Paylaş
Aslında 2014 Dünya Kupası’nın Brezilyada olacağı belli olduğundan beri Sosyolojik olaylar daha çok yaşandı Brezilya’da. E benim için de ikinci memleket sayıldığından, yakinen takip ettim bu süreci…
Dünyanın en prestijli kupasının kendi ülkesinde yapılacağını öğrenen Brezilya’da elbette tek düşünce kendi evinde kupayı kaldırmaktı. Ve hazırlıklar tüm hızıyla başladı. En önemli unsurlardan bir tanesi stadyumlardı. Şehirler seçildi, stadyumlar seçildi ve gerekli unsurlar bir araya getirilmeye başlandı. Zaten ne olduysa bundan sonra olmaya başladı. Çünkü stadyumlara ve şehir altyapılarına o kadar çok para harcanmaya başlandı ki, bu durum Brezilya halkını deyim yerindeyse kıllandırdı. Ve tepkilerini gerek sosyal medyada gerekse de sokaklarda göstermeye başladılar. Şikayet ettikleri mevzu elbette paraydı. Hükümete “Madem bu kadar harcayacak paranız vardı, bu zamana kadar neden harcamıyordunuz da biz açlık çekiyoruz, sosyal imkanlarımız kısıtlı, hastaneler yetersiz, iş imkanlarımız yok??” diyordu Brezilyalı vatandaş. Ve hükümet yetkililerinden cevap gecikmedi. “ Siz hiç merak etmeyin. Biz harcamaları FIFA standartları doğrultusunda sponsorlarla hallediyoruz, devletimizin yani sizlerin cebinden minimum para çıkacak “ diyordu yetkililer. Bu açıklama kimseyi tatmin etmese de biraz halkın gazını kesti. Ta ki gerçek rakamlar ortaya çıkana kadar… Sonuç olarak 11.3 milyar dolar devletin kasasından çıkmıştı ve böylece Dünya Kupası’nın ilk bombasını eline alan taraf Brezilya Hükümeti oldu. Kendisine yalan söylendiğini düşünen halk, hükümetin karşısına geçti…

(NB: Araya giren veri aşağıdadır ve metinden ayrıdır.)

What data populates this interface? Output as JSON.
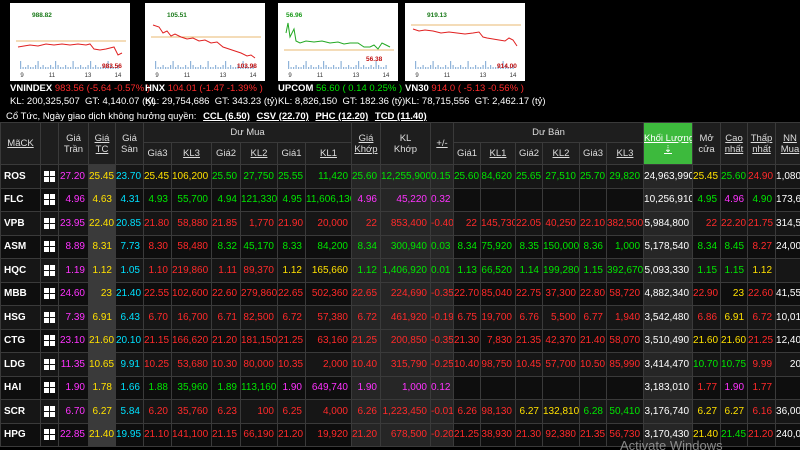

E halk bu durur mu? Tepkisini ilk başta mizaha vurdu tabii ki. Nasıl mı? Mesela banka çalışanları sokağa çıktılar ve ellerinde pankartlar, üzerlerinde “ FIFA standartlarında maaş artırımı istiyoruz !! “ yazıyordu. Ertesi günü otobüs şoförleri düştüler yollara ve “ FİFA standartlarında otobüs sürmek bizim de hakkımız !! “ dediler. Mizah bu, sınır tanımaz.. Öğrenciler okullarına gidip “ FİFA standartlarında eğitim isteriz “ diye büyüklerine çıkıştılar… Her şeyin başına FİFA konulmaya başlandı ülkede. “Çocuklarımızı bile isterseniz FİFA standartlarında yapalım” diyenler bile oldu…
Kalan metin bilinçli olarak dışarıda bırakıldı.